Flu viruses are adept at picking up new mutations; When two types of flu viruses infect the same animal, they can mix up their genetic material and generate new versions.

It is unclear exactly how and how much the H5N1 virus has changed since it first emerged. A study last year found that after the virus entered the United States, it quickly mixed with other flu viruses circulating here and morphed into different versions - some mild, others causing severe neurological symptoms.

"So now, after 20 years of reassortment, you have a virus that is doing extremely well in a whole range of bird and mammal species," says Vincent Munster, a virologist at the National Institute of Allergy and Infectious Diseases, who has studied the necessary mutations . so that H5N1 can adapt to humans.

Each new strain that harbors the virus creates opportunities for H5N1 to continue to evolve and attack humans.

And the virus could encounter mutations that no one has thought of yet, allowing it to break the species barrier. That's what happened with the 2009 swine flu outbreak.

That virus did not have the mutations thought to be necessary to easily infect humans. Instead, "it had these other mutations that no one knew or thought about before then," says Louise Moncla, an evolutionary biologist who studies bird flu at the University of Pennsylvania.

But even if the virus jumps to humans, "we may not see the level of mortality that we're really concerned about," said Seema Lakdawala, a virologist at Emory University. "Pre-existing immunity against seasonal flu variants will provide some protection against severe disease."

What happens now

The U.S. is prepared for a flu pandemic, with some stockpiles of vaccines and antivirals, but surveillance efforts may not pick up the virus quickly enough to deploy these tools.

It took several weeks before farmers, and then officials, knew that H5N1 was circulating among dairy cows.

The outbreak on dairy farms has resulted in only one mild human infection, but farms are fertile ground for the virus to jump across species - from cats to cows to pigs and humans, in no particular order.

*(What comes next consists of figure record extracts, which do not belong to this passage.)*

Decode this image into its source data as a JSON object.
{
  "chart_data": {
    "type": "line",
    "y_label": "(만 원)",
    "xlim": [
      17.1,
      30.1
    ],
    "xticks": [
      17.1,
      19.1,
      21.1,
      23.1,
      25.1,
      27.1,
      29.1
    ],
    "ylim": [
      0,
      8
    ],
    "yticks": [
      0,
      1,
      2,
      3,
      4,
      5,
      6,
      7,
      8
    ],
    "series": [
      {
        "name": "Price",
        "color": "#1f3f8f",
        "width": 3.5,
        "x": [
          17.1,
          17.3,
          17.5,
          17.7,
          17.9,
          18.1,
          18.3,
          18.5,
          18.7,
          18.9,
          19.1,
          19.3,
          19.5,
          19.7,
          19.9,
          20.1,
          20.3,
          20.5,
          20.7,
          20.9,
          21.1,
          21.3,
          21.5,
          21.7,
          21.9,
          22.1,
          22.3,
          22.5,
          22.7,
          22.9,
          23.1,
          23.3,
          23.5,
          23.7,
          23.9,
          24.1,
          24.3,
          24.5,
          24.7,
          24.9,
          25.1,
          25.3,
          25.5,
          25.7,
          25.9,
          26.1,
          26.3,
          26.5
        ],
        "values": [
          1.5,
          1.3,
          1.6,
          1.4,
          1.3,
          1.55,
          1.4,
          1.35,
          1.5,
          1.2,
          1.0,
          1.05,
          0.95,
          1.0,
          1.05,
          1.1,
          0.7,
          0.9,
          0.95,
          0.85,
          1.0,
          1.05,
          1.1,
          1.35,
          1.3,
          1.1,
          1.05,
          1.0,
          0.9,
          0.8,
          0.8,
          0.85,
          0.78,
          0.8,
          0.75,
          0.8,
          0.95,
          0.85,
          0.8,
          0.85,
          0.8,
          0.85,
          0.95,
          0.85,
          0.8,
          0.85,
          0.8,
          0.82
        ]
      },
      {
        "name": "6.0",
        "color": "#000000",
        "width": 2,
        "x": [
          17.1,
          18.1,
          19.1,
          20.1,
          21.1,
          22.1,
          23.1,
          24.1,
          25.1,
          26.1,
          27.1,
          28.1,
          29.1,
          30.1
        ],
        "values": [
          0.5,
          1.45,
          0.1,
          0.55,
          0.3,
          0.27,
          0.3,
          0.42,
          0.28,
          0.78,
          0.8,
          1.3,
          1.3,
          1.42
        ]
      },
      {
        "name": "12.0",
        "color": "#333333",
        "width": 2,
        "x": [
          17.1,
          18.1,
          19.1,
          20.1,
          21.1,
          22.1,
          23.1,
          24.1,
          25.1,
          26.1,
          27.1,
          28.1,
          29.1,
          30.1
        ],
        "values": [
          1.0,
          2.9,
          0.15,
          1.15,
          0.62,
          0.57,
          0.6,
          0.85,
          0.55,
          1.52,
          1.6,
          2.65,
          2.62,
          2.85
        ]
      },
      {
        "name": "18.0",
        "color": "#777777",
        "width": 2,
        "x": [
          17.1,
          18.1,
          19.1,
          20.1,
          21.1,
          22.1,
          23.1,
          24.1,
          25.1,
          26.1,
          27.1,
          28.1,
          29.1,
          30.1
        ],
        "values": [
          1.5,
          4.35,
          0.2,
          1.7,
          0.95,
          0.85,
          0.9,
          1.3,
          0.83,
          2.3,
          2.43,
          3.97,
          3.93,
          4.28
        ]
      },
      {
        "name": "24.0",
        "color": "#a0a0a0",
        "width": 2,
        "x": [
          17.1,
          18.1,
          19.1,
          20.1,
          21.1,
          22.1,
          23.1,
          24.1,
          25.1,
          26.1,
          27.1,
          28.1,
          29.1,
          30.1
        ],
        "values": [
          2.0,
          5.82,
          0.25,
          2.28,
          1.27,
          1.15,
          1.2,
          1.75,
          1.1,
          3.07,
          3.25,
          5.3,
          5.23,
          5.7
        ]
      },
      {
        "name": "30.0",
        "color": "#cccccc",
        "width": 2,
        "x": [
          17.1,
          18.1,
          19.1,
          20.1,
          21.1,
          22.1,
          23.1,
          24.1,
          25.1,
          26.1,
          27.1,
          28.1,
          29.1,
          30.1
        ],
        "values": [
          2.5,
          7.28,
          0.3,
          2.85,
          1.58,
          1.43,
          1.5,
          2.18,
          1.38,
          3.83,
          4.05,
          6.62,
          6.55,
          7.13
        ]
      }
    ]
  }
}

Many scientists are particularly concerned about pigs, which are susceptible to both human flu and bird flu, making viruses the perfect mixing bowl for gene-swapping. Pigs are slaughtered at a very young age, and newer generations, who have not previously been exposed to the flu, are particularly vulnerable to infection.

So far, H5N1 doesn't seem adept at infecting pigs, but that could change if it acquires new mutations.

"I never let my kids go to a state fair or animal farm, I'm one of those parents," Lakdawala said. "And that's mainly because I know that the more interactions we have with animals, the more possibilities there are."

Should H5N1 adapt to humans, federal officials will need to work together and with their international counterparts. Nationalism, competition and bureaucracy can all slow down the exchange of information that is crucial in a developing outbreak.

In some ways, the current spread among dairy cows is an opportunity to practice this exercise, says Rick Bright, the CEO of Bright Global Health, a consulting firm focused on improving responses to public health emergencies. But the U.S. Department of Agriculture only requires voluntary testing of cows, and is not as timely and transparent with its findings as it should be, he said.

Dr. Rosemary Sifford, the department's chief veterinarian, said staff there were working hard to share information as quickly as possible. "This is considered an emerging disease," she said.

Government leaders are generally cautious and want to see more data. But "given how quickly this can spread and the devastating disease it can cause if our leaders hesitate and don't pull the right trigger at the right time, we will be caught flat-footed again," Bright said. .

"If we don't panic it, but we do it with the respect and due diligence," he added, referring to the virus, "I believe we can handle it."